Wednesday 30 December 2009


HATOYAMA SETS GDP TARGET OF MORE THAN 2% OVER DECADE

Aki Ito

Bloomberg, December 30, 2009

Japan’s government set an economic growth target of more than 2 percent for the coming decade, a pace that’s about four times the central bank’s estimate of the nation’s current speed limit.

The target was released in a statement after a meeting of Prime Minister Yukio Hatoyama’s cabinet in Tokyo today on its long-run economic strategy. The government said it’s aiming for 1.4 million additional jobs in the environmental industry, 2.8 million posts in health care, and 560,000 positions in tourism by 2020, along with expanded Asian trade, to bolster growth.

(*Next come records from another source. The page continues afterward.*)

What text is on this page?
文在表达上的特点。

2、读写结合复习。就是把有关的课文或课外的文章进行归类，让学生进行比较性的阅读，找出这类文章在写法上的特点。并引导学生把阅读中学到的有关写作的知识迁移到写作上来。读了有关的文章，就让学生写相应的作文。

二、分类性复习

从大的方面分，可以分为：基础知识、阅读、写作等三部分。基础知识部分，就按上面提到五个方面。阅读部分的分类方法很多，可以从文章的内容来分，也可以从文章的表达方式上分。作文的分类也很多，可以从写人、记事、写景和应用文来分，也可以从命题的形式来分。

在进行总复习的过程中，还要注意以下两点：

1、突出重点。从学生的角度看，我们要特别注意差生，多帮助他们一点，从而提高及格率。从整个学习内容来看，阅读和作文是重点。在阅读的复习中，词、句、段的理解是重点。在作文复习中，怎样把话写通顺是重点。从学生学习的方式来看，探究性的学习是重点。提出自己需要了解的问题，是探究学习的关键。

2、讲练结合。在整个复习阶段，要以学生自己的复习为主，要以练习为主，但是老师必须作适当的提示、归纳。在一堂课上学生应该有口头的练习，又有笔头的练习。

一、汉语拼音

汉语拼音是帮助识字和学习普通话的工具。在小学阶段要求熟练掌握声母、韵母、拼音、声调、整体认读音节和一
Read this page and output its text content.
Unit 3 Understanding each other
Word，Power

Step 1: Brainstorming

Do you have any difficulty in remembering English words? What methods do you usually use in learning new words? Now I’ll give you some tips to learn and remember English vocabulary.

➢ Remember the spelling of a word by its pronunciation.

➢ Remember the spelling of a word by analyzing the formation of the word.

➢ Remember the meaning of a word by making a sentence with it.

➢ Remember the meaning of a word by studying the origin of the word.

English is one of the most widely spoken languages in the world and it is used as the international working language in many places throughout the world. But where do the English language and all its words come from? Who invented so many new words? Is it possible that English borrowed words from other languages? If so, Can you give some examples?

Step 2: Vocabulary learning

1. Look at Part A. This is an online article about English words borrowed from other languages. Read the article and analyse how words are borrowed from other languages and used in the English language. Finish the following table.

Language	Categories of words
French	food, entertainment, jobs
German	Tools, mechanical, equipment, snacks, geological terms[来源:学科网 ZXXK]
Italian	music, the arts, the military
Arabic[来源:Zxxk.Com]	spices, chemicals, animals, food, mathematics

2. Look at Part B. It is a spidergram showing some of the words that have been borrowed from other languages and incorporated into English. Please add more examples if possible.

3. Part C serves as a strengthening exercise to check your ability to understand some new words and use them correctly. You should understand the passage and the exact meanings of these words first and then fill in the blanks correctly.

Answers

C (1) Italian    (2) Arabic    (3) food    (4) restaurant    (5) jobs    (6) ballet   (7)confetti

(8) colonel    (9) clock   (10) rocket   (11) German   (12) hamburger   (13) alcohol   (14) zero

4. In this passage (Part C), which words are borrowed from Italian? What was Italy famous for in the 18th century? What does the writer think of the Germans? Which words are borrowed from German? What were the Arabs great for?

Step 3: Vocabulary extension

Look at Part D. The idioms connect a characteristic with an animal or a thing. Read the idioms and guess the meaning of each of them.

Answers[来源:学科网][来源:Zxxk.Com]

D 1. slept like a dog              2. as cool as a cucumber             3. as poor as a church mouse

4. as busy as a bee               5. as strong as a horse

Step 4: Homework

While Hatoyama’s target is likely to be criticized as unrealistic by economists as the nation hasn’t averaged an expansion rate of 2 percent or more since the 1980s, Deputy Prime Minister Naoto Kan called it “achievable.” David Carbon, head of economic and currency research at DBS Group Holdings Ltd. in Singapore, said the Democratic Party of Japan-led government, which took office for the first time in September, would need to embrace deeper changes than it has endorsed so far.

“With the economy we have right now in Japan, the government’s setting a high bar for itself,” Yoshiki Shinke, senior economist at Dai-Ichi Life Research Institute in Tokyo, said before the announcement.